Some may argue, that the elected leadership, such as ministers are there for “political guidance” to convey and oversee the will of the people. That is not true. These posts are the top decision-making positions in the country. Incompetent cabinets or prime ministers could break the back of a nation.
One example of this can be found not long ago in Finland’s history. Before Marin, the youngest prime minister who served was Esko Aho. During his government in the early 90s, Finland experienced the worst recession of its history. A report by chief economist Jaakko Kiander compiled by 100 researchers found out that a series of wrong decisions by the unexperienced Aho and his government led to catastrophic results, deepening the recession, resulting in waves of bankruptcies, suicides and unemployment of over half a million people.
Ramifications of those wrong decisions still affect Finnish society. Recent research by the Family Federation of Finland (Vaestöliitto) on reasons behind record low birth rates in 2021, found the traumatisation of the now child-bearing-age population by the shock of the 90s recession to be one significant reason behind the unwillingness of this generation to have children. In evolutionary terms, bad leadership could push a nation towards extinction.
Marin’s government’s sloppy and uncoordinated handling of the Coronavirus crisis in Finland has caused thousands of preventable infections, deaths and huge economical losses. In the beginning, there was no control at the borders for months and tens of thousands of travellers entered the country without even a temperature measurement as officials were waiting for each other to make decisions.
Finland’s debt to GDP has increased dramatically within the last three years to 60%, surpassing €134 billion equaling €24 000 for every Finnish citizen, including newborns. The country is in an energy crisis with electricity prices tripling and diesel fuel running out. The health care system is stretched to its limits with nurses resigning and patients waiting months for treatment. The Nato application fiasco is dragging on and sanctions are hurting us more than Russia. Inflation is rampant and food prices are rising on weekly basis. How do we dance our way through this chaos?

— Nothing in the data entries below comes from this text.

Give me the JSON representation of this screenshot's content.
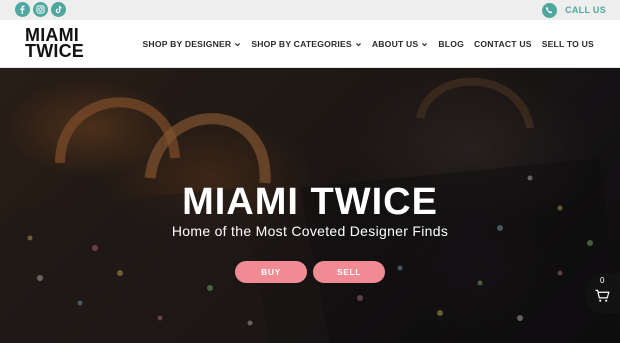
{
  "topbar": {
    "socials": [
      {
        "icon": "facebook-icon"
      },
      {
        "icon": "instagram-icon"
      },
      {
        "icon": "tiktok-icon"
      }
    ],
    "call_label": "CALL US",
    "accent_color": "#4fa7a0"
  },
  "header": {
    "logo": {
      "line1": "MIAMI",
      "line2": "TWICE"
    },
    "nav": [
      {
        "label": "SHOP BY DESIGNER",
        "dropdown": true
      },
      {
        "label": "SHOP BY CATEGORIES",
        "dropdown": true
      },
      {
        "label": "ABOUT US",
        "dropdown": true
      },
      {
        "label": "BLOG",
        "dropdown": false
      },
      {
        "label": "CONTACT US",
        "dropdown": false
      },
      {
        "label": "SELL TO US",
        "dropdown": false
      }
    ]
  },
  "hero": {
    "title": "MIAMI TWICE",
    "subtitle": "Home of the Most Coveted Designer Finds",
    "buy_label": "BUY",
    "sell_label": "SELL",
    "button_color": "#f08a93"
  },
  "cart": {
    "count": "0"
  }
}
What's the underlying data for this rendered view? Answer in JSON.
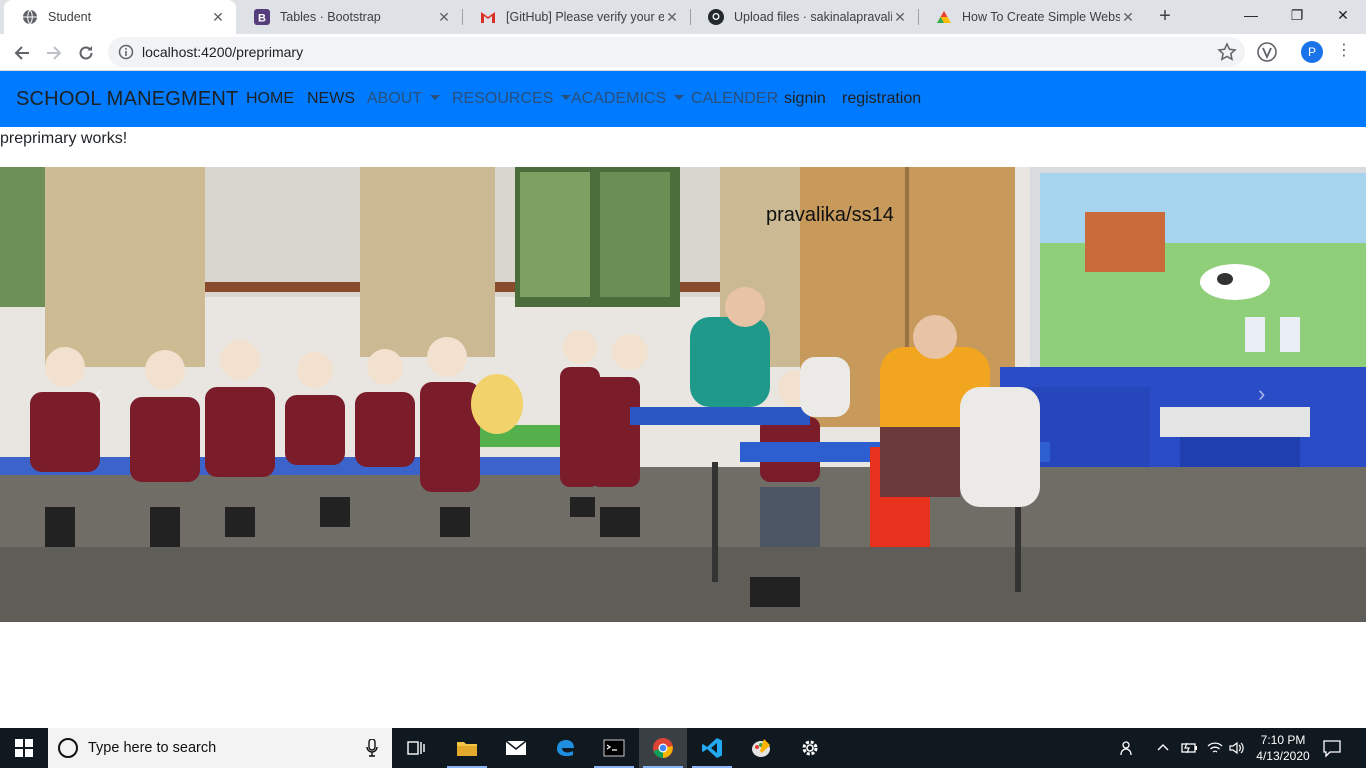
{
  "browser": {
    "tabs": [
      {
        "title": "Student",
        "icon": "globe-icon",
        "active": true
      },
      {
        "title": "Tables · Bootstrap",
        "icon": "bootstrap-icon",
        "active": false
      },
      {
        "title": "[GitHub] Please verify your em",
        "icon": "gmail-icon",
        "active": false
      },
      {
        "title": "Upload files · sakinalapravalika",
        "icon": "github-icon",
        "active": false
      },
      {
        "title": "How To Create Simple Website",
        "icon": "colorful-icon",
        "active": false
      }
    ],
    "url": "localhost:4200/preprimary",
    "profile_initial": "P"
  },
  "site": {
    "brand": "SCHOOL MANEGMENT",
    "nav": {
      "home": "HOME",
      "news": "NEWS",
      "about": "ABOUT",
      "resources": "RESOURCES",
      "academics": "ACADEMICS",
      "calender": "CALENDER",
      "signin": "signin",
      "registration": "registration"
    },
    "page_text": "preprimary works!",
    "carousel_caption": "pravalika/ss14",
    "colors": {
      "navbar": "#007bff"
    }
  },
  "taskbar": {
    "search_placeholder": "Type here to search",
    "time": "7:10 PM",
    "date": "4/13/2020"
  }
}
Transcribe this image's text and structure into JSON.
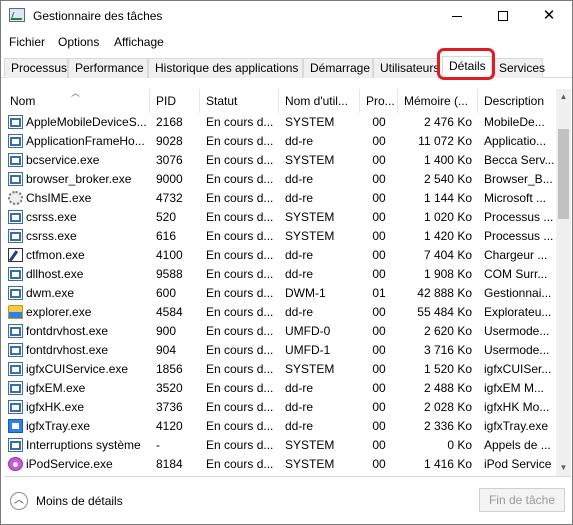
{
  "window": {
    "title": "Gestionnaire des tâches"
  },
  "menu": [
    "Fichier",
    "Options",
    "Affichage"
  ],
  "tabs": [
    "Processus",
    "Performance",
    "Historique des applications",
    "Démarrage",
    "Utilisateurs",
    "Détails",
    "Services"
  ],
  "active_tab": "Détails",
  "highlight_color": "#e11b22",
  "columns": [
    "Nom",
    "PID",
    "Statut",
    "Nom d'util...",
    "Pro...",
    "Mémoire (...",
    "Description"
  ],
  "rows": [
    {
      "name": "AppleMobileDeviceS...",
      "pid": "2168",
      "status": "En cours d...",
      "user": "SYSTEM",
      "cpu": "00",
      "mem": "2 476 Ko",
      "desc": "MobileDe...",
      "icon": "window-icon"
    },
    {
      "name": "ApplicationFrameHo...",
      "pid": "9028",
      "status": "En cours d...",
      "user": "dd-re",
      "cpu": "00",
      "mem": "11 072 Ko",
      "desc": "Applicatio...",
      "icon": "window-icon"
    },
    {
      "name": "bcservice.exe",
      "pid": "3076",
      "status": "En cours d...",
      "user": "SYSTEM",
      "cpu": "00",
      "mem": "1 400 Ko",
      "desc": "Becca Serv...",
      "icon": "window-icon"
    },
    {
      "name": "browser_broker.exe",
      "pid": "9000",
      "status": "En cours d...",
      "user": "dd-re",
      "cpu": "00",
      "mem": "2 540 Ko",
      "desc": "Browser_B...",
      "icon": "window-icon"
    },
    {
      "name": "ChsIME.exe",
      "pid": "4732",
      "status": "En cours d...",
      "user": "dd-re",
      "cpu": "00",
      "mem": "1 144 Ko",
      "desc": "Microsoft ...",
      "icon": "gear-icon"
    },
    {
      "name": "csrss.exe",
      "pid": "520",
      "status": "En cours d...",
      "user": "SYSTEM",
      "cpu": "00",
      "mem": "1 020 Ko",
      "desc": "Processus ...",
      "icon": "window-icon"
    },
    {
      "name": "csrss.exe",
      "pid": "616",
      "status": "En cours d...",
      "user": "SYSTEM",
      "cpu": "00",
      "mem": "1 420 Ko",
      "desc": "Processus ...",
      "icon": "window-icon"
    },
    {
      "name": "ctfmon.exe",
      "pid": "4100",
      "status": "En cours d...",
      "user": "dd-re",
      "cpu": "00",
      "mem": "7 404 Ko",
      "desc": "Chargeur ...",
      "icon": "pen-icon"
    },
    {
      "name": "dllhost.exe",
      "pid": "9588",
      "status": "En cours d...",
      "user": "dd-re",
      "cpu": "00",
      "mem": "1 908 Ko",
      "desc": "COM Surr...",
      "icon": "window-icon"
    },
    {
      "name": "dwm.exe",
      "pid": "600",
      "status": "En cours d...",
      "user": "DWM-1",
      "cpu": "01",
      "mem": "42 888 Ko",
      "desc": "Gestionnai...",
      "icon": "window-icon"
    },
    {
      "name": "explorer.exe",
      "pid": "4584",
      "status": "En cours d...",
      "user": "dd-re",
      "cpu": "00",
      "mem": "55 484 Ko",
      "desc": "Explorateu...",
      "icon": "folder-icon"
    },
    {
      "name": "fontdrvhost.exe",
      "pid": "900",
      "status": "En cours d...",
      "user": "UMFD-0",
      "cpu": "00",
      "mem": "2 620 Ko",
      "desc": "Usermode...",
      "icon": "window-icon"
    },
    {
      "name": "fontdrvhost.exe",
      "pid": "904",
      "status": "En cours d...",
      "user": "UMFD-1",
      "cpu": "00",
      "mem": "3 716 Ko",
      "desc": "Usermode...",
      "icon": "window-icon"
    },
    {
      "name": "igfxCUIService.exe",
      "pid": "1856",
      "status": "En cours d...",
      "user": "SYSTEM",
      "cpu": "00",
      "mem": "1 520 Ko",
      "desc": "igfxCUISer...",
      "icon": "window-icon"
    },
    {
      "name": "igfxEM.exe",
      "pid": "3520",
      "status": "En cours d...",
      "user": "dd-re",
      "cpu": "00",
      "mem": "2 488 Ko",
      "desc": "igfxEM M...",
      "icon": "window-icon"
    },
    {
      "name": "igfxHK.exe",
      "pid": "3736",
      "status": "En cours d...",
      "user": "dd-re",
      "cpu": "00",
      "mem": "2 028 Ko",
      "desc": "igfxHK Mo...",
      "icon": "window-icon"
    },
    {
      "name": "igfxTray.exe",
      "pid": "4120",
      "status": "En cours d...",
      "user": "dd-re",
      "cpu": "00",
      "mem": "2 336 Ko",
      "desc": "igfxTray.exe",
      "icon": "tray-icon"
    },
    {
      "name": "Interruptions système",
      "pid": "-",
      "status": "En cours d...",
      "user": "SYSTEM",
      "cpu": "00",
      "mem": "0 Ko",
      "desc": "Appels de ...",
      "icon": "window-icon"
    },
    {
      "name": "iPodService.exe",
      "pid": "8184",
      "status": "En cours d...",
      "user": "SYSTEM",
      "cpu": "00",
      "mem": "1 416 Ko",
      "desc": "iPod Service",
      "icon": "ipod-icon"
    }
  ],
  "footer": {
    "less_details": "Moins de détails",
    "end_task": "Fin de tâche"
  }
}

Only time will show how the extent of damage inflicted on the country by decisions made during Marin’s government.
All this doesn’t mean that dictatorships are better, but that democracies can and must be improved by raising the standards and requiring the same maturity, competence and experience for elected officials as we do for any other highly sensitive leadership position. People in dictatorships have no choice, we do.

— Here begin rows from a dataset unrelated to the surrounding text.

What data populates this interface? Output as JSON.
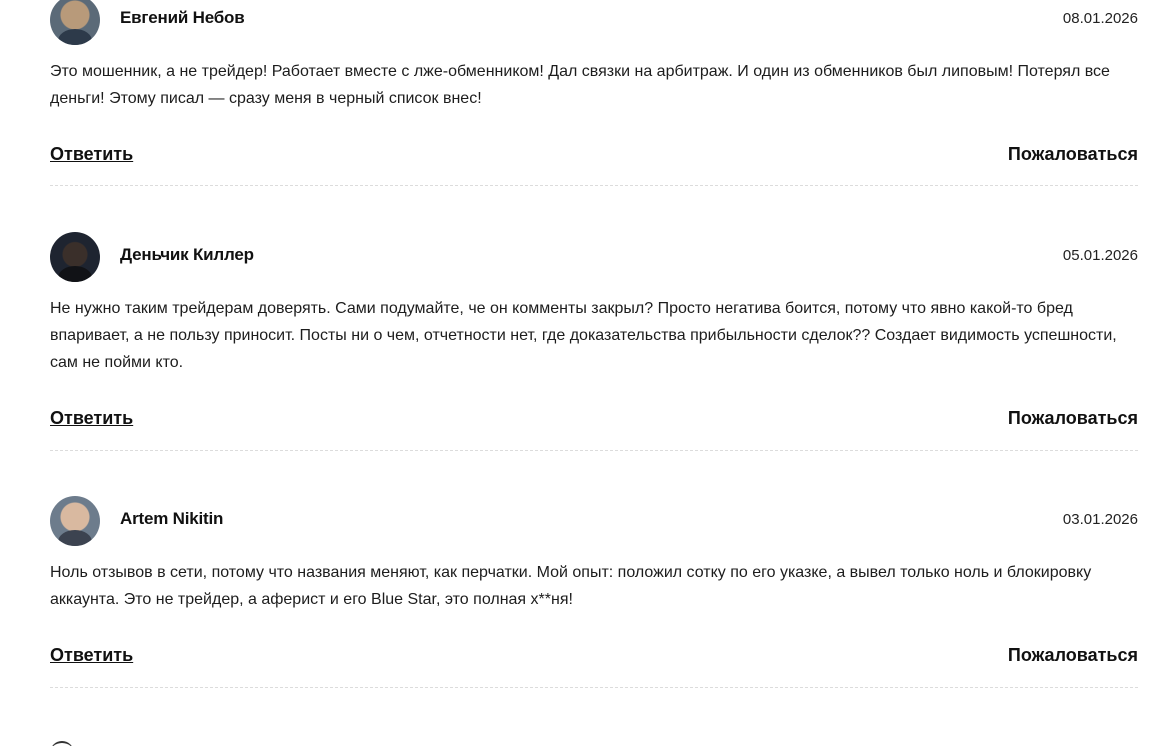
{
  "comments": [
    {
      "author": "Евгений Небов",
      "date": "08.01.2026",
      "text": "Это мошенник, а не трейдер! Работает вместе с лже-обменником! Дал связки на арбитраж. И один из обменников был липовым! Потерял все деньги! Этому писал — сразу меня в черный список внес!",
      "reply_label": "Ответить",
      "report_label": "Пожаловаться"
    },
    {
      "author": "Деньчик Киллер",
      "date": "05.01.2026",
      "text": "Не нужно таким трейдерам доверять. Сами подумайте, че он комменты закрыл? Просто негатива боится, потому что явно какой-то бред впаривает, а не пользу приносит. Посты ни о чем, отчетности нет, где доказательства прибыльности сделок?? Создает видимость успешности, сам не пойми кто.",
      "reply_label": "Ответить",
      "report_label": "Пожаловаться"
    },
    {
      "author": "Artem Nikitin",
      "date": "03.01.2026",
      "text": "Ноль отзывов в сети, потому что названия меняют, как перчатки. Мой опыт: положил сотку по его указке, а вывел только ноль и блокировку аккаунта. Это не трейдер, а аферист и его Blue Star, это полная х**ня!",
      "reply_label": "Ответить",
      "report_label": "Пожаловаться"
    }
  ]
}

Ministers have resigned for less before. In 2008, Ilkka Kanevra had to give up his post as the foreign minister because of sending sexually charged text messages to a stripper. Interestingly, times have changed and there seems to be way more tolerance for female officials. How would the nation react if a male prime minister would be the star of similar videos dancing intimately with a strange woman?
As for the Marin government, it is extremely unlikely that she would resign or the cabinet would dissolve, as the majority of the ministers, including, and especially the prime minister have no qualifications or competence to get any managerial jobs of this level and salary in any private or public organisations, so they would fight for these posts tooth and nail until removed by force.
The nation is divided. Those who have bet on this horse, that “she can do it” tolerate and even praise all. They want to prove the point, that a young woman can do any job. Those who shake their heads are not going to march to the streets and ask for a new government. After all, we don’t have many great options to replace the existing ones. The media has moved on to the next topic.
Meanwhile, the show will certainly go on. This will not be the last episode of this musical.